Whatever his inborn or learned traits, Brady chooses everything he does. He tells Hodges that he has no conscience, but he understands the concept of a conscience well enough to recognize that some actions are considered socially permissible while others are punishable. He gets pleasure from the idea of causing pain, but he is always completely in control of his actions. He desires to cause harm, but he is never compelled beyond his ability to resist. In that sense, he chooses evil.
In the end, Brady’s corruption lies in his choices. At every point in the story, he has full control of his actions and a full understanding of the consequences. Each of his actions is premeditated and thoroughly calculated, and he had the power to stop at any time. He chooses to inflict chaos, disruption, and pain on everyone around him and will not stop unless he is caught.
The theme of closure and unfinished business addresses Hodges’s future. Readers never learn why Hodges retired at the time he did after 40 years on the force. Ideally, retirement is a change of life when an adult who has been working to support themselves and their family has the freedom and pleasure to pursue personal goals that were set aside in favor of other obligations. With a broken, estranged family, Hodges walked away with no plan for what he would do to occupy his time, no dreams or ambitions he wanted to fulfill and no idea even of who he would be without the job. In the process of tracking down the Mercedes killer, Hodges brings closure to his career in the present, which allows him to move on as a new, better person in the future.
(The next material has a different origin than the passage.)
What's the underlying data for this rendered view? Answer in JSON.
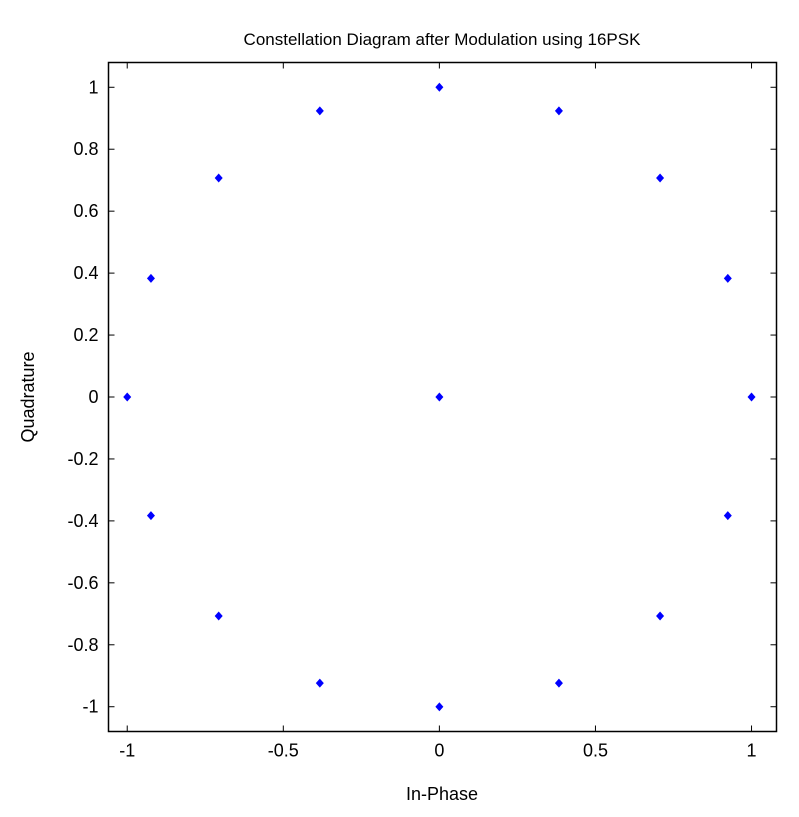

Hodges walked away from the force leaving four major cases open. When Brady Hartsfield sends his letter pointing out everything that is wrong with Hodges’s life in the present—no family, friends, goals, or sense of purpose—he unwittingly offers Hodges an opportunity for closure of the most notorious of his open cases. In the course of pursuing Mr. Mercedes, Hodges sees the other three cases closed by Pete and Pete’s new partner. Hodges also finds friends outside his old job, showing him that he does not have to live in the past.
Hodges’s feelings about Olivia Trelawney suggest a reason for his retirement. Even before retirement, Hodges felt a twinge of uneasiness about the way he and Pete treated Olivia, but that uneasiness was smothered by hubris—his and Pete’s view of themselves as the Hounds of Heaven. Hodges wasn’t conscious of it, but he may have felt himself slipping, cutting corners, and making mistakes he would never have made earlier in his career before his cynicism and ego took over.
The gray Mercedes—Olivia Trelawney’s “Gray Lady”—is a tangible symbol of closure and unfinished business. The Gray Lady reappears just as the case is coming full circle; Brady is staging his last attack in the same location as the first. The car, haunted by the ghosts of Brady’s first victims, returns to close her own circle—and Olivia’s—by punishing Brady and saving his final victims. Here, the Gray Lady represents Hodges’s redemption for his injustice to Olivia.
With all his unsolved cases finally closed, Hodges is finally able to bid goodbye to his past and embrace a future. He is still a detective, but now he occupies himself with skip tracing rather than solving major crimes. He also leads a more relaxed and balanced life with friends and interests outside his job. He moves forward into a mentoring role to Holly, acting as the wise old man guiding the next generation. He may be less driven, but he is a happier and more well-rounded person.